Update Records In Dataiku
Hi Folks,
I'm trying to find a way in Dataiku to update specific records in a table based off of specified criteria.
Some context: I process data on a daily basis that needs to be transformed to a workable state for a multitude of different reports. There are user-generated date values inside of the report that are invalid for our purposes and need to be adjusted.
We had previously used an Access database and in that database we just had a simple UPDATE query that specified what to look for, and what to change the date values to. However the UPDATE SQL function does not seem to work in Dataiku and I cannot find a way to update the records through the Prepare recipe.
When working in the code notebook I receive a message saying my query works but it does not return results, which is fine because I only want to update some values. When I try and use the SQL Script recipe, after some finicking, it indicates that it ran successfully, however when I go and check my output table it is clear that nothing was changed.
Furthermore, to even get the SQL Script to not kick an error immediately I had to write my input dataset to my export data set so that the schema matched. The output data set would not update it's schema automatically because the query is only meant to update records, not actually pull any information.
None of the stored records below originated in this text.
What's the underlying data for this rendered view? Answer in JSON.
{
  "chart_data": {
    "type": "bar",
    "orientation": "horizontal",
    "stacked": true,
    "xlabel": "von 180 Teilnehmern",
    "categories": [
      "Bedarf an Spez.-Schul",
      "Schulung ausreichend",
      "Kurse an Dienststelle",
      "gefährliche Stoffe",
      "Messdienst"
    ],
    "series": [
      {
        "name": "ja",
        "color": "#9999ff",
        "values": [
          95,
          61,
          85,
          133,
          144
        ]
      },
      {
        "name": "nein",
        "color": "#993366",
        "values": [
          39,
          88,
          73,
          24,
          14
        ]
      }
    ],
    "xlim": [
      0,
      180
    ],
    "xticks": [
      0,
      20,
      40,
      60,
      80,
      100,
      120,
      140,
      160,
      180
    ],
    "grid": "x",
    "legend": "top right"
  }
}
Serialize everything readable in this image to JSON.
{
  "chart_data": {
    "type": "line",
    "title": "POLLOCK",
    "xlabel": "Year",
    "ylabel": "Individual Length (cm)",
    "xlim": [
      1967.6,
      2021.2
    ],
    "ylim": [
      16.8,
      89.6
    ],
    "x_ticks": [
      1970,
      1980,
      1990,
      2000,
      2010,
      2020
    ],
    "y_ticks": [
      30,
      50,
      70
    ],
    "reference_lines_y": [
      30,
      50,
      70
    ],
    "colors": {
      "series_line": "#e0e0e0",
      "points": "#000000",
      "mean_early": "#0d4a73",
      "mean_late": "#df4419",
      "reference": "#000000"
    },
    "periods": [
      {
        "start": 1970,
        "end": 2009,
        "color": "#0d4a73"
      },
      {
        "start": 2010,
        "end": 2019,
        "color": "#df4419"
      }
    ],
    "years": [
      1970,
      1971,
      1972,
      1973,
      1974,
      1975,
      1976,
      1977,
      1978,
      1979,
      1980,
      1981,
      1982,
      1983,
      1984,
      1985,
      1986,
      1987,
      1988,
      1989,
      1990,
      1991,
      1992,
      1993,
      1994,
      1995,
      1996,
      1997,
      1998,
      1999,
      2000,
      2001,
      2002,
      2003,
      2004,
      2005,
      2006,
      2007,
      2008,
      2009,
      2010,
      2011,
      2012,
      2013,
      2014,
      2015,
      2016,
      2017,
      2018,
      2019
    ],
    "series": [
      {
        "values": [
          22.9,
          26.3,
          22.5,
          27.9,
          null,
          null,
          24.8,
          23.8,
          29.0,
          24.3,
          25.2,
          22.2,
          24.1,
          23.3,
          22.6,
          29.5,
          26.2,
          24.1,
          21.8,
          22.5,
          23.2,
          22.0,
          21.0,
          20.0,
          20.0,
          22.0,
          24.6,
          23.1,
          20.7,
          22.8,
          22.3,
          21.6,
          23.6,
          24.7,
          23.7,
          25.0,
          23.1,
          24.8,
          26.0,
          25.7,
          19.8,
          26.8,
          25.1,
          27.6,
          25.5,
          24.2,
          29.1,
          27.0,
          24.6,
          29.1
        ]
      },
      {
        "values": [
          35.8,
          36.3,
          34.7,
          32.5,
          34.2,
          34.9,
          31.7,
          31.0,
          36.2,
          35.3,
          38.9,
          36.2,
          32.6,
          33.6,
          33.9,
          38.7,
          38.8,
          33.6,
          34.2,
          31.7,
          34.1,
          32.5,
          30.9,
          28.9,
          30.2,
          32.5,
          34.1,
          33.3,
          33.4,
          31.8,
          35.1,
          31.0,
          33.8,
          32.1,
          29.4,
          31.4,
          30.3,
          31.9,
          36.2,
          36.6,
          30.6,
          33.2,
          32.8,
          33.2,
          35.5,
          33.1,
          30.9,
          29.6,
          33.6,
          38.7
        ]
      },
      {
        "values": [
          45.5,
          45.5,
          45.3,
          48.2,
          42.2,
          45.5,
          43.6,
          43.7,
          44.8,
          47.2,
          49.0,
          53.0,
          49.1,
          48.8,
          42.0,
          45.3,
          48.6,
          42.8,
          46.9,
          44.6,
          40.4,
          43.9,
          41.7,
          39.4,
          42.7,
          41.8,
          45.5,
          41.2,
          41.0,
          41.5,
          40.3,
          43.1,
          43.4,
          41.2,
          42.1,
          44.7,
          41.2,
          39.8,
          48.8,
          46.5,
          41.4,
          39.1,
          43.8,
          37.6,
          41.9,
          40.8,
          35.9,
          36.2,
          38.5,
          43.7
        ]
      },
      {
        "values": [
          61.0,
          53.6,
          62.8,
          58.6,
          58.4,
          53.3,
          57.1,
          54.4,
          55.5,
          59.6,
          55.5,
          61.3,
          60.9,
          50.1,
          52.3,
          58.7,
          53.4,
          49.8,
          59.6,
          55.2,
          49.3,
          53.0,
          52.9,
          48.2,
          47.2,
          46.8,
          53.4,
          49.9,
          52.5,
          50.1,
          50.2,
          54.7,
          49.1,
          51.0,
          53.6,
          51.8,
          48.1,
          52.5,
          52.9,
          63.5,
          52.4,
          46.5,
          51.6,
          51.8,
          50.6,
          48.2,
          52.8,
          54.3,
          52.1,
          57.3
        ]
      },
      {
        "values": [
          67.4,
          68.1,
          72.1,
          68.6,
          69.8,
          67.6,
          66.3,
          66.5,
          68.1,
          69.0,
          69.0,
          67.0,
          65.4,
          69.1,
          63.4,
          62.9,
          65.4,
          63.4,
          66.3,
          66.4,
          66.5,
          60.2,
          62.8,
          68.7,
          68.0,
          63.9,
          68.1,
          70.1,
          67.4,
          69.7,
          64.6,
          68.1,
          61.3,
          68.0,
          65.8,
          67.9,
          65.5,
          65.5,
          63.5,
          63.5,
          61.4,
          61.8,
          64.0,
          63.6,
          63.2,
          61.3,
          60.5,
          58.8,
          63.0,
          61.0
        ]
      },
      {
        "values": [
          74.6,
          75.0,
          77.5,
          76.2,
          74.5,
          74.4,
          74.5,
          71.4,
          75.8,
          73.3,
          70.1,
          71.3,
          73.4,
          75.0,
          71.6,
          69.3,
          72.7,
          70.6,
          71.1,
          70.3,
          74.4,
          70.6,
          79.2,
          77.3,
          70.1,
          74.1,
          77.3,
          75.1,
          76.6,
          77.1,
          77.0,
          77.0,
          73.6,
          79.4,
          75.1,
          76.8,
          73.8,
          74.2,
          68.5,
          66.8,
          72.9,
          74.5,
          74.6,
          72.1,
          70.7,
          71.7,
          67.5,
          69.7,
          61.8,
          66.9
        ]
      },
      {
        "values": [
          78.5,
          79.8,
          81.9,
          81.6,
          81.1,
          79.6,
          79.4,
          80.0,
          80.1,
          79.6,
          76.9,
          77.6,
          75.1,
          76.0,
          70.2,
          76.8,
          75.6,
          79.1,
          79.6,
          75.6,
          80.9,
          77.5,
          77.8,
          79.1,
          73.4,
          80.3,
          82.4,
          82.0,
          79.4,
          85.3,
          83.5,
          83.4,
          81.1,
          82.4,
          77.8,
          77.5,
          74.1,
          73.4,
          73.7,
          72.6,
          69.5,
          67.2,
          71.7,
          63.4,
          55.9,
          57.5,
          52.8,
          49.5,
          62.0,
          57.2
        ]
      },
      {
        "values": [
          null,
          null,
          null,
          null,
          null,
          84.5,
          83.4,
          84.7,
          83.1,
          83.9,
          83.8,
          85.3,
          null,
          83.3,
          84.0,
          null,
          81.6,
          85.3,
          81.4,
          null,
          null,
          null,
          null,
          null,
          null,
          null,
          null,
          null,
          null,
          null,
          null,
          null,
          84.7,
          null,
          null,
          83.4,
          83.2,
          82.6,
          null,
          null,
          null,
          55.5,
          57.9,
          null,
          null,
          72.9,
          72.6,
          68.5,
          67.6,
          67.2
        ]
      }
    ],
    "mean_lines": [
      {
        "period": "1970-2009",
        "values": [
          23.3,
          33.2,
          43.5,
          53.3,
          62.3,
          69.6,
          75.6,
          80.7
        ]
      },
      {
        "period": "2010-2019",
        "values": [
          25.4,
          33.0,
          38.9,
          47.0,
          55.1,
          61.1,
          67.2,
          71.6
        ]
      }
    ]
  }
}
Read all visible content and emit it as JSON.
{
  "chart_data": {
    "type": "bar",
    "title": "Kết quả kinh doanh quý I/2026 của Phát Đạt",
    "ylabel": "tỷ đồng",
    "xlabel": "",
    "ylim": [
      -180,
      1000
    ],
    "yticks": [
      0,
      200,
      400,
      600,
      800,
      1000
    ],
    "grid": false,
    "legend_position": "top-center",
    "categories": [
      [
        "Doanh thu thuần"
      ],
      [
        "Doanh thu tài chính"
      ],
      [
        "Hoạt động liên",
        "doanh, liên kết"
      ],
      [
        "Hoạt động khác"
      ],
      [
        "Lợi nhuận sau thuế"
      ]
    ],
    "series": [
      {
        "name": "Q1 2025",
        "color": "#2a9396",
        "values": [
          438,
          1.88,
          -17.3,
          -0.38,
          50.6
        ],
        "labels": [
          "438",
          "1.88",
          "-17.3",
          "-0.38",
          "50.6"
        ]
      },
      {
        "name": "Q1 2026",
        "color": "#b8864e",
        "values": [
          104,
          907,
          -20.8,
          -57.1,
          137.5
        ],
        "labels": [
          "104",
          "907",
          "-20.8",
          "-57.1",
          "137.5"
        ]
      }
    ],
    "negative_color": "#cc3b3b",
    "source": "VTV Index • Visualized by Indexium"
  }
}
My guess is that the issue is caused by both system limitations and a lack of understanding on my part. But any help is much appreciated!
Best Answer
-
*SOLVED*
So I was actually able to insert my UPDATE statement into the "post-write statements" section in the Advanced tab in Settings. It appears to be working as intended and it will update the records every time I rebuild that data set, which was the desired outcome.
Answers
-
Marlan Neuron 2020, Neuron, Registered, Dataiku Frontrunner Awards 2021 Finalist, Neuron 2021, Neuron 2022, Dataiku Frontrunner Awards 2021 Participant, Neuron 2023 Posts: 320 Neuron
Hi @ScottSparks
,Yes, it's not really DSS' forte to update records. That said, it certainly is doable and we have used a couple of approaches.
The most straightforward is to use an Execute SQL step in a Scenario. The Execute SQL script is simply your SQL update statement. In this approach you don't need to create any datasets or recipes so if this the only functionality in your project, then the flow would be empty. You'd be using scenarios to automatically run the update schedule on a particular schedule (or when some data changes).
If you want to update records as part of the flow then you can certainly write update SQL statements in a SQL Script recipe but as you discovered you'll need an output dataset. What we typically do is create what is essentially a dummy dataset for this purpose. For example, in a recent project, the output dataset was simply a summary of the number of rows updated. So as far as DSS knows you have a typical recipe that produces an output dataset (where the underlying SQL table is dropped and recreated each time) but of course this recipe also includes your update statement.
To see changes made by an update script in the dataset explore view, you may need to click on SAVE AND REFRESH SAMPLE after clicking an the gray "handle" at the left side of the screen.
Hope this is helpful.
Marlan
-
CoreyS Dataiker Alumni, Dataiku DSS Core Designer, Dataiku DSS Core Concepts, Registered Posts: 1,150 ✭✭✭✭✭✭✭✭✭
Thank you for sharing your solution @ScottSparks
! Please feel free to mark it as an ‘Accepted Solution’, if you wish, to help others like you!